Posted on August 1, 2017
By Matt Gray, NJ.com
The U.S. Army Corps of Engineers has awarded the final contract to complete deepening of the Delaware River shipping channel.
The Corps awarded the $50.3 million project to Norfolk Dredging Co.
The company will dredge about 4 million cubic yards of material from the Tinicum, Eddystone, Chester, Marcus Hook, and Bellevue ranges of the Delaware River’s main channel.
Work is slated to begin next month and wrap up in 2018.
The $300 million project — to deepen the main channel from 40 to 45 feet — began in 2010 and will allow larger vessels and vessels carrying larger cargoes to visit Delaware River ports.
Those ports have deepened their berths in anticipation of receiving larger ships.
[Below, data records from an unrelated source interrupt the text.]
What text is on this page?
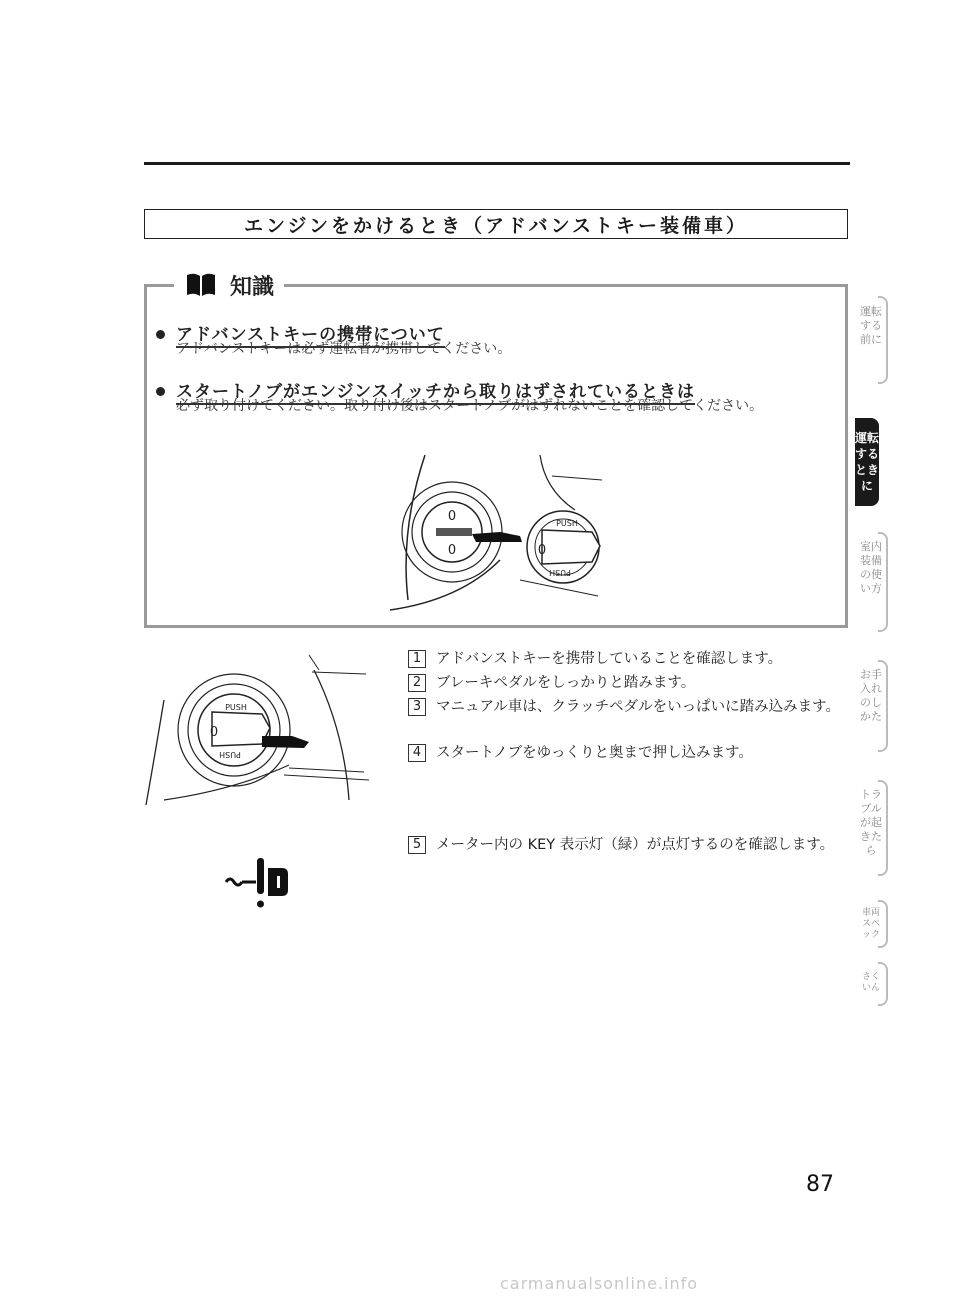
エンジンをかけるとき（アドバンストキー装備車）
知識
アドバンストキーの携帯について
アドバンストキーは必ず運転者が携帯してください。
スタートノブがエンジンスイッチから取りはずされているときは
必ず取り付けてください。取り付け後はスタートノブがはずれないことを確認してください。
0
0
PUSH
PUSH
0
PUSH
PUSH
0
1	アドバンストキーを携帯していることを確認します。
2	ブレーキペダルをしっかりと踏みます。
3	マニュアル車は、クラッチペダルをいっぱいに踏み込みます。
4	スタートノブをゆっくりと奥まで押し込みます。
5	メーター内の KEY 表示灯（緑）が点灯するのを確認します。
運転する前に
運転するときに
室内装備の使い方
お手入れのしかた
トラブルが起きたら
車両スペック
さくいん
87
carmanualsonline.info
The deepened channel will extend from Philadelphia and Camden, from the area of Philadelphia Harbor and Beckett Street Terminal, more than 100 miles to the mouth of the Delaware Bay.
Dredged material is deposited in federally owned disposal facilities, including locations in Salem and Gloucester counties, as well as Fort Mifflin in Pennsylvania.
In total, about 12 million cubic yards of silt, clay, sand and gravel will be dredged from the river portion of the channel and 4 million cubic yards of primarily sand has been dredged from the Delaware Bay.